With this school of thought, the government (especially the Prison Department and the Judiciary), as well as other stakeholders and the society in general must go back to the drawing table on how to fully reform criminals, especially those who come out of jail and still find themselves going back for the same or different crimes.
It has been historical in the country as well as other States that during the national holidays, the government(s) has been pardoning or showing mercy to some people in jail and hence, released so that they come back and reunite with their families in building the economy.
This kind of extending an olive branch to those in prison is done so that others should also take it as a lesson and learn that the society does not ostracize its members, but present them with another platform to repent and reform from their crimes.
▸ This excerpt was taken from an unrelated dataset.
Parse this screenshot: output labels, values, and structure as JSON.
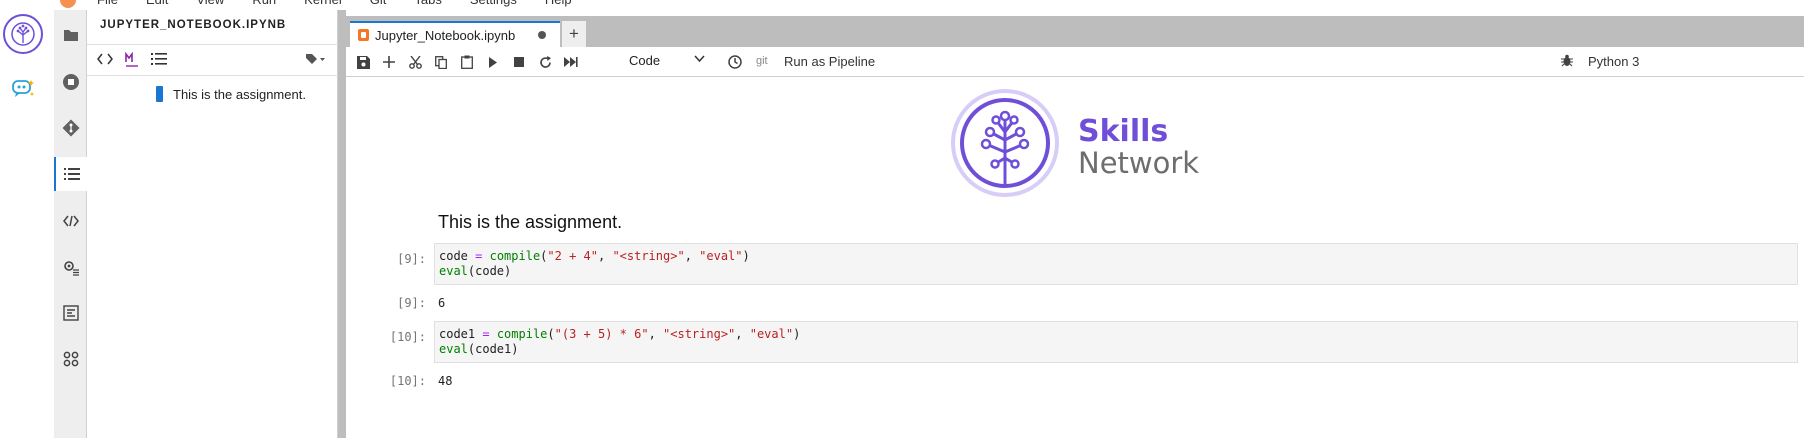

Based on the lesson above, it has been worrying to find some prisoners pardoned and released from jail, instead of thinking of how to fully become members of the society, only resort to crime.
In prisons, prisoners are taught different things including carpentry so that after serving the jail term, one is expected to find a means of eking out a decent living, and that is why it is called a correction facility.
For instance, according the Commission for Human Rights and Good Governance (CHRAGG) Chairman, retired Judge Mathew Maimu, Article 25 (1) (a) of the 1977 Constitution of Tanzania and the Zanzibar Constitution of 1984 Article 22(1) (a) everyone has the right to participate in legal means of production.
Likewise, Article 26 (1) and Article 23 (1) of the two Constitutions grant obligation for every citizen to abide to the laws of the country.
This in a way appeals to all the prisoners who were granted their freedom to abide and adhere to the laws of the land in building Tanzania that belongs to all of us.
As reuniting the prisoners back into the society continues, the same society should be educated on creating a good environment without discrimination that might cause stigma and act as a catalyst for them to return to their old ways.